Aanvullingen
Vul deze informatie aan of geef een reactie
Een belangrijk onderdeel in het overbrengen van het verhaal van een theater- of dansvoorstelling is het kostuum. Wat niet veel mensen weten is dat deze kostuums veelvuldig door couturiers worden ontworpen. In de kostuumcollectie van het TIN zijn fraaie voorbeelden hiervan te zien.
Een groot voordeel van het ontwerpen voor het theater is de vrijheid die de modeontwerper krijgt; de kostuums zijn niet seizoens- of kleurgebonden. Hierdoor zijn de mogelijkheden bijna oneindig. Er komen echter wel weer andere factoren kijken waarmee rekening moet worden gehouden. Zo moeten de kostuums bijvoorbeeld bestand zijn tegen alle avonden waarop er in ze gedanst en gezweet wordt.
Een voorbeeld van kledingstukken die speciaal voor een voorstelling zijn ontworpen zijn de theatrale kostuums van Iris van Herpen voor Synthetic Twin van choreografe Nanine Linning. Zij ontwierp deze kostuums in 2010 die qua stijl en uitvoering overeenkomsten delen met haar gewone collecties.
Ook voor de opera Madama Butterfly (2010) - eveneens gechoreografeerd door Nanine Linning - ontwierp Iris van Herpen kostuums.
Ook in de samenwerking Positive Sensations uit 2007 sloegen theatermakers en modeontwerpers de handen ineen. Introdans werkte hierbij samen met (jonge) modeontwerpers onder wie The People of the Labyrinths, Edwin Oudshoorn en Bas Kosters. De couturiers hebben hierbij de choreografie sterk beïnvloed. De kostuums beperkten de dansers in hun bewegingsvrijheid en er werd gedanst op de catwalk, zodat zij van alle kanten bekeken konden worden. Dit experiment was zo succesvol dat het in 2009 werd herhaald met andere ontwerpers.

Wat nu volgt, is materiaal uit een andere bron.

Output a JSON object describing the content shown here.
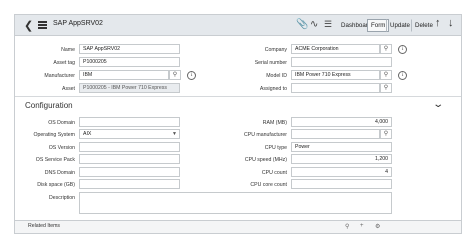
{
  "header": {
    "back_icon": "chevron-left-icon",
    "menu_icon": "hamburger-icon",
    "title": "SAP AppSRV02",
    "buttons": {
      "dashboard": "Dashboard",
      "form": "Form",
      "update": "Update",
      "delete": "Delete"
    }
  },
  "fields": {
    "name": {
      "label": "Name",
      "value": "SAP AppSRV02"
    },
    "asset_tag": {
      "label": "Asset tag",
      "value": "P1000205"
    },
    "manufacturer": {
      "label": "Manufacturer",
      "value": "IBM"
    },
    "asset": {
      "label": "Asset",
      "value": "P1000205 - IBM Power 710 Express"
    },
    "company": {
      "label": "Company",
      "value": "ACME Corporation"
    },
    "serial_number": {
      "label": "Serial number",
      "value": ""
    },
    "model_id": {
      "label": "Model ID",
      "value": "IBM Power 710 Express"
    },
    "assigned_to": {
      "label": "Assigned to",
      "value": ""
    }
  },
  "configuration": {
    "title": "Configuration",
    "os_domain": {
      "label": "OS Domain",
      "value": ""
    },
    "operating_system": {
      "label": "Operating System",
      "value": "AIX"
    },
    "os_version": {
      "label": "OS Version",
      "value": ""
    },
    "os_service_pack": {
      "label": "OS Service Pack",
      "value": ""
    },
    "dns_domain": {
      "label": "DNS Domain",
      "value": ""
    },
    "disk_space": {
      "label": "Disk space (GB)",
      "value": ""
    },
    "description": {
      "label": "Description",
      "value": ""
    },
    "ram": {
      "label": "RAM (MB)",
      "value": "4,000"
    },
    "cpu_manufacturer": {
      "label": "CPU manufacturer",
      "value": ""
    },
    "cpu_type": {
      "label": "CPU type",
      "value": "Power"
    },
    "cpu_speed": {
      "label": "CPU speed (MHz)",
      "value": "1,200"
    },
    "cpu_count": {
      "label": "CPU count",
      "value": "4"
    },
    "cpu_core_count": {
      "label": "CPU core count",
      "value": ""
    }
  },
  "related": {
    "title": "Related Items"
  }
}
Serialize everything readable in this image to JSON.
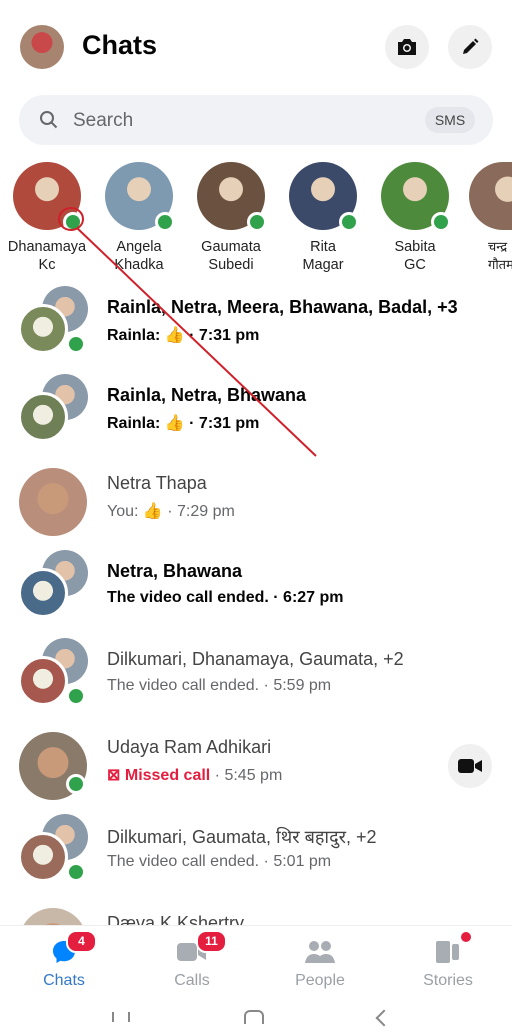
{
  "header": {
    "title": "Chats",
    "camera_icon": "camera-icon",
    "compose_icon": "pencil-icon"
  },
  "search": {
    "placeholder": "Search",
    "sms_label": "SMS"
  },
  "stories": [
    {
      "name1": "Dhanamaya",
      "name2": "Kc",
      "color": "#b04a3c",
      "online": true
    },
    {
      "name1": "Angela",
      "name2": "Khadka",
      "color": "#7e9ab0",
      "online": true
    },
    {
      "name1": "Gaumata",
      "name2": "Subedi",
      "color": "#6b5140",
      "online": true
    },
    {
      "name1": "Rita",
      "name2": "Magar",
      "color": "#3c4a6a",
      "online": true
    },
    {
      "name1": "Sabita",
      "name2": "GC",
      "color": "#4d8a3c",
      "online": true
    },
    {
      "name1": "चन्द्र",
      "name2": "गौतम",
      "color": "#8a6a5a",
      "online": false
    }
  ],
  "chats": [
    {
      "name": "Rainla, Netra, Meera, Bhawana, Badal, +3",
      "preview": "Rainla: 👍 · 7:31 pm",
      "unread": true,
      "group": true,
      "online": true
    },
    {
      "name": "Rainla, Netra, Bhawana",
      "preview": "Rainla: 👍 · 7:31 pm",
      "unread": true,
      "group": true,
      "online": false
    },
    {
      "name": "Netra Thapa",
      "preview": "You: 👍 · 7:29 pm",
      "unread": false,
      "group": false,
      "online": false
    },
    {
      "name": "Netra, Bhawana",
      "preview": "The video call ended. · 6:27 pm",
      "unread": true,
      "group": true,
      "online": false
    },
    {
      "name": "Dilkumari, Dhanamaya, Gaumata, +2",
      "preview": "The video call ended. · 5:59 pm",
      "unread": false,
      "group": true,
      "online": true
    },
    {
      "name": "Udaya Ram Adhikari",
      "missed": "Missed call",
      "preview": " · 5:45 pm",
      "unread": false,
      "group": false,
      "online": true,
      "video_button": true
    },
    {
      "name": "Dilkumari, Gaumata, थिर बहादुर, +2",
      "preview": "The video call ended. · 5:01 pm",
      "unread": false,
      "group": true,
      "online": true
    },
    {
      "name": "Dæva K Kshertry",
      "preview": "",
      "unread": false,
      "group": false,
      "online": false
    }
  ],
  "nav": [
    {
      "label": "Chats",
      "badge": "4",
      "active": true
    },
    {
      "label": "Calls",
      "badge": "11",
      "active": false
    },
    {
      "label": "People",
      "badge": "",
      "active": false
    },
    {
      "label": "Stories",
      "badge": "",
      "dot": true,
      "active": false
    }
  ],
  "colors": {
    "accent": "#0084ff",
    "online": "#31a24c",
    "badge": "#e41e3f",
    "annotation": "#d0202a"
  }
}
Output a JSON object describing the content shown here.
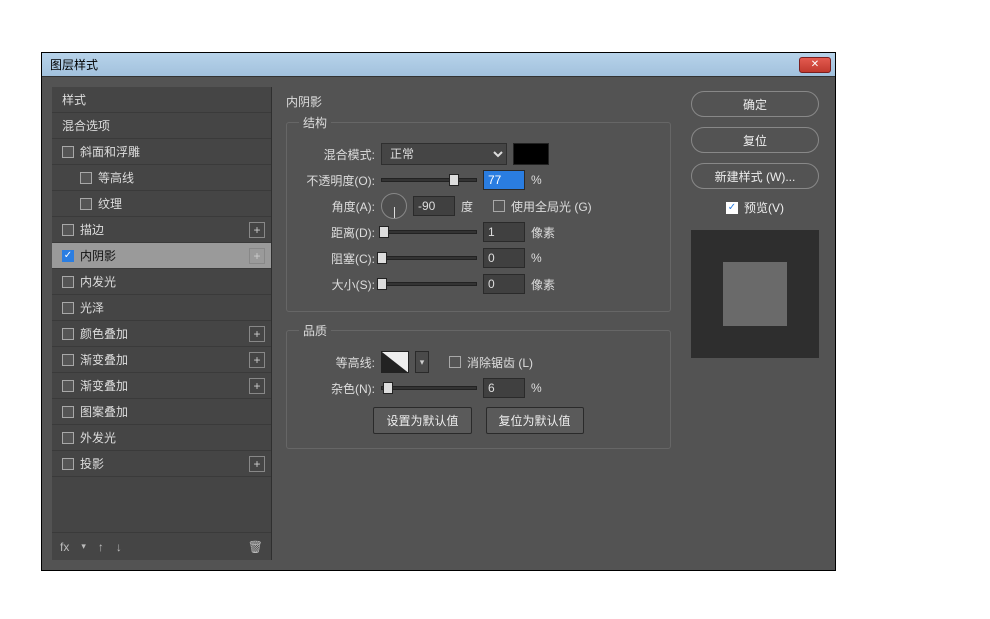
{
  "window": {
    "title": "图层样式"
  },
  "sidebar": {
    "header_styles": "样式",
    "header_blend": "混合选项",
    "items": [
      {
        "label": "斜面和浮雕",
        "checked": false,
        "plus": false,
        "indent": false
      },
      {
        "label": "等高线",
        "checked": false,
        "plus": false,
        "indent": true
      },
      {
        "label": "纹理",
        "checked": false,
        "plus": false,
        "indent": true
      },
      {
        "label": "描边",
        "checked": false,
        "plus": true,
        "indent": false
      },
      {
        "label": "内阴影",
        "checked": true,
        "plus": true,
        "indent": false,
        "selected": true
      },
      {
        "label": "内发光",
        "checked": false,
        "plus": false,
        "indent": false
      },
      {
        "label": "光泽",
        "checked": false,
        "plus": false,
        "indent": false
      },
      {
        "label": "颜色叠加",
        "checked": false,
        "plus": true,
        "indent": false
      },
      {
        "label": "渐变叠加",
        "checked": false,
        "plus": true,
        "indent": false
      },
      {
        "label": "渐变叠加",
        "checked": false,
        "plus": true,
        "indent": false
      },
      {
        "label": "图案叠加",
        "checked": false,
        "plus": false,
        "indent": false
      },
      {
        "label": "外发光",
        "checked": false,
        "plus": false,
        "indent": false
      },
      {
        "label": "投影",
        "checked": false,
        "plus": true,
        "indent": false
      }
    ],
    "footer": {
      "fx": "fx",
      "up": "↑",
      "down": "↓",
      "trash": "🗑"
    }
  },
  "main": {
    "title": "内阴影",
    "group_structure": "结构",
    "blend_mode_label": "混合模式:",
    "blend_mode_value": "正常",
    "opacity_label": "不透明度(O):",
    "opacity_value": "77",
    "opacity_unit": "%",
    "angle_label": "角度(A):",
    "angle_value": "-90",
    "angle_unit": "度",
    "global_light_label": "使用全局光 (G)",
    "distance_label": "距离(D):",
    "distance_value": "1",
    "distance_unit": "像素",
    "choke_label": "阻塞(C):",
    "choke_value": "0",
    "choke_unit": "%",
    "size_label": "大小(S):",
    "size_value": "0",
    "size_unit": "像素",
    "group_quality": "品质",
    "contour_label": "等高线:",
    "antialias_label": "消除锯齿 (L)",
    "noise_label": "杂色(N):",
    "noise_value": "6",
    "noise_unit": "%",
    "btn_default": "设置为默认值",
    "btn_reset": "复位为默认值"
  },
  "right": {
    "ok": "确定",
    "reset": "复位",
    "new_style": "新建样式 (W)...",
    "preview": "预览(V)"
  }
}
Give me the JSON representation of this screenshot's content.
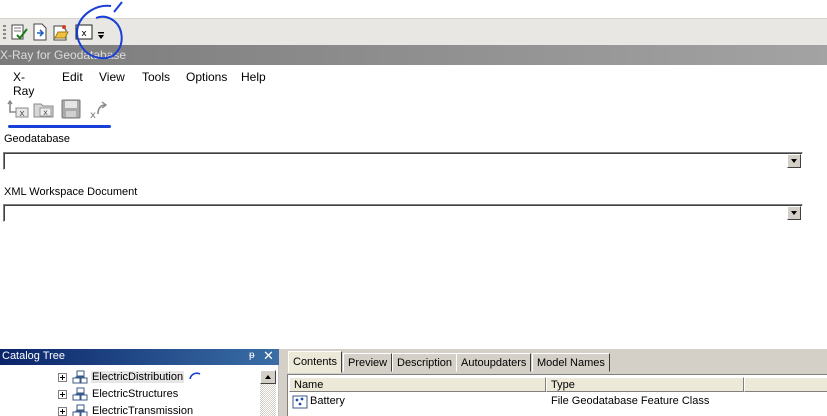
{
  "window": {
    "title": "X-Ray for Geodatabase"
  },
  "top_toolbar": {
    "buttons": [
      {
        "icon": "checklist-icon"
      },
      {
        "icon": "document-arrow-icon"
      },
      {
        "icon": "open-document-icon"
      },
      {
        "icon": "xray-window-icon",
        "glyph": "x"
      }
    ]
  },
  "menu": {
    "items": [
      "X-Ray",
      "Edit",
      "View",
      "Tools",
      "Options",
      "Help"
    ]
  },
  "xray_toolbar": {
    "buttons": [
      {
        "icon": "connect-xray-icon",
        "glyph": "x"
      },
      {
        "icon": "open-xray-icon",
        "glyph": "x"
      },
      {
        "icon": "save-icon"
      },
      {
        "icon": "export-xray-icon",
        "glyph": "x"
      }
    ]
  },
  "form": {
    "geodatabase_label": "Geodatabase",
    "geodatabase_value": "",
    "xml_label": "XML Workspace Document",
    "xml_value": ""
  },
  "catalog": {
    "title": "Catalog Tree",
    "pin_glyph": "ᵽ",
    "close_glyph": "✕",
    "items": [
      {
        "label": "ElectricDistribution",
        "selected": true
      },
      {
        "label": "ElectricStructures",
        "selected": false
      },
      {
        "label": "ElectricTransmission",
        "selected": false
      }
    ]
  },
  "tabs": [
    "Contents",
    "Preview",
    "Description",
    "Autoupdaters",
    "Model Names"
  ],
  "contents_table": {
    "columns": [
      "Name",
      "Type"
    ],
    "rows": [
      {
        "name": "Battery",
        "type": "File Geodatabase Feature Class"
      }
    ]
  },
  "colors": {
    "annotation": "#1a3fd6",
    "title_bar": "#8a8a8a",
    "catalog_header": "#0a246a"
  }
}
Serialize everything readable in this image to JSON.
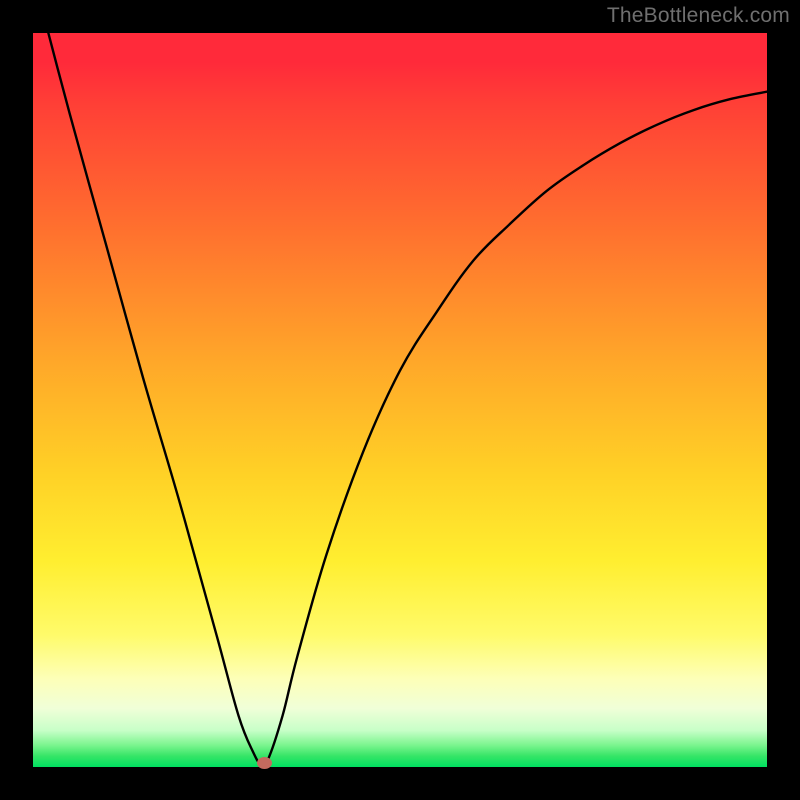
{
  "watermark": "TheBottleneck.com",
  "colors": {
    "frame": "#000000",
    "gradient_top": "#ff2a3a",
    "gradient_bottom": "#00e060",
    "curve": "#000000",
    "marker": "#c46a5e",
    "watermark_text": "#6f6f6f"
  },
  "chart_data": {
    "type": "line",
    "title": "",
    "xlabel": "",
    "ylabel": "",
    "xlim": [
      0,
      100
    ],
    "ylim": [
      0,
      100
    ],
    "grid": false,
    "legend": false,
    "annotations": [
      "TheBottleneck.com"
    ],
    "series": [
      {
        "name": "bottleneck-curve",
        "x": [
          0,
          5,
          10,
          15,
          20,
          25,
          28,
          30,
          31,
          32,
          34,
          36,
          40,
          45,
          50,
          55,
          60,
          65,
          70,
          75,
          80,
          85,
          90,
          95,
          100
        ],
        "y": [
          108,
          89,
          71,
          53,
          36,
          18,
          7,
          2,
          0.5,
          1,
          7,
          15,
          29,
          43,
          54,
          62,
          69,
          74,
          78.5,
          82,
          85,
          87.5,
          89.5,
          91,
          92
        ]
      }
    ],
    "marker": {
      "x": 31.5,
      "y": 0.5
    }
  }
}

Viktor & Rolf ontwierpen kostuums voor twee dansvoorstellingen: No van choreografe Andrea Leine bij het Scapino Ballet en 2 Lips and Dancers and Space van Makram Hamdan bij het Nederlands Dans Theater in 2004.
Aan de relatie tussen kleding, beweging en performance of dans wordt vaker uitdrukking gegeven door de ontwerpers. Het duo presenteerde in 2006 de performance Paris-Tokyo in het Van Gogh Museum. Een westers-geöriënteerd kostuum en een kostuum geïnspireerd op de Japanse kimono worden door de twee vrouwelijke dansers tegenover elkaar gezet. De twee kostuums krijgen echter veel gelijkwaardige referenties, doordat zij in dezelfde stof zijn uitgevoerd en aan de karakteristieke lichamelijke beperkingen die zij veroorzaken wordt door de dansers uitdrukking gegevens tijdens het optreden.
In hun coutureshow voor zomer 2014 wordt ook een sterke referentie gemaakt naar de balletwereld. Dit maal waren de modellen danseressen van het Nederlands Nationaal Ballet, die de collectie op de catwalk presenteerden.
Cabaretiers en zangers hullen zich tijdens hun optredens ook graag in couture. Zo droeg Liesbeth List vaak een Frank Govers, net als Jasperina de Jong. De groep Purper hulde zich weleens in Sheila de Vries, Adèle Bloemendaal in Frans Molenaar en Eric van Sauers stak zich voor Een fijn warm mens in een Tommy Hilfiger.
Uit deze voorbeelden blijkt wel dat de mode- en theaterwereld elkaar wederzijds beïnvloeden. De samenwerkingen die hieruit voortkomen kunnen spannend, inspirerend en succesvol worden genoemd.